Porsche’s first car recovered after a century
The very first vehicle to be designed by Ferdinand Porsche, the automotive engineer and founder of the Porsche Car Company, has been recovered from a warehouse in Austria in its original, unrestored condition and recently put on display.
Untouched since 1902, the “Egger-Lohner electric vehicle, C.2 Phaeton model”, known as the “P1” for short, was designed and built by Porsche in 1898 making it 116-years-old. Porsche engraved the code “P1”, which stands for Porsche number 1, onto all the key components giving the car its unofficial name.
The P1 looks more like a horse-drawn carriage than the sports cars for which Porsche is more renowned. It features wooden wheels and an electric motor allowing the car to reach a top speed of around 35 km/h. The speed is regulated by a 12-speed controller, allowing for three to five hours of driving time.

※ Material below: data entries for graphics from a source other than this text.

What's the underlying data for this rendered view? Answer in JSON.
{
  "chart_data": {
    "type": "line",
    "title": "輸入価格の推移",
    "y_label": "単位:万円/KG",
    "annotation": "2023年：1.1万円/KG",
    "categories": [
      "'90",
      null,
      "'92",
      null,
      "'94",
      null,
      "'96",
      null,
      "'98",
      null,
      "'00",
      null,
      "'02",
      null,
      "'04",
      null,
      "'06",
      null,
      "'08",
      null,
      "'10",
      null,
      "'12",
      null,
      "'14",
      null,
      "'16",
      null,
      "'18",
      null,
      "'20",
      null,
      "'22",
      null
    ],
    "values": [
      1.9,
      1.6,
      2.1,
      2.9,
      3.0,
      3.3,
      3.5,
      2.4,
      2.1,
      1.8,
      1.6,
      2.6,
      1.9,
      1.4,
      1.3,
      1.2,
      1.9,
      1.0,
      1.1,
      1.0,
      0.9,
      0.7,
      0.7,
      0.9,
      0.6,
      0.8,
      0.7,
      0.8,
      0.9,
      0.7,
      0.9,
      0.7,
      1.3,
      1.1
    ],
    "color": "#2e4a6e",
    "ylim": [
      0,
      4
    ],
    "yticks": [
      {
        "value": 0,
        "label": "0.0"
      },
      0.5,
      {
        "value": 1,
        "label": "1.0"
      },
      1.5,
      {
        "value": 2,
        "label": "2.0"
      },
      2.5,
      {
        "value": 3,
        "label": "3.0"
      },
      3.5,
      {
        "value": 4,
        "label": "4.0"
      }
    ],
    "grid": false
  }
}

It made its first official appearance in Vienna on June 26, 1898, as the first car to be registered in Austria. It was put to the test at the international motor vehicle exhibition in Berlin, where Porsche participated in an all-electric vehicle race. More than half of the competitors failed to finish due to technical issues but Porsche went on to complete the race 18 minutes ahead of the next competitor.
This discovery couldn’t have come at a more appropriate time. The P1 has been put on display to be viewed free of charge at the Porsche Museum as part of its fifth anniversary celebrations.
The company says the P1 will be the centrepiece that introduces visitors to the first part of the newly structured product and motorsport history exhibition. It will bridge the gap between the past and present-day developments such as the Porsche 918 Spyder. The plug-in hybrid 918 Spyder follows the long tradition to be a technological benchmark that first started 116 years ago with the P1.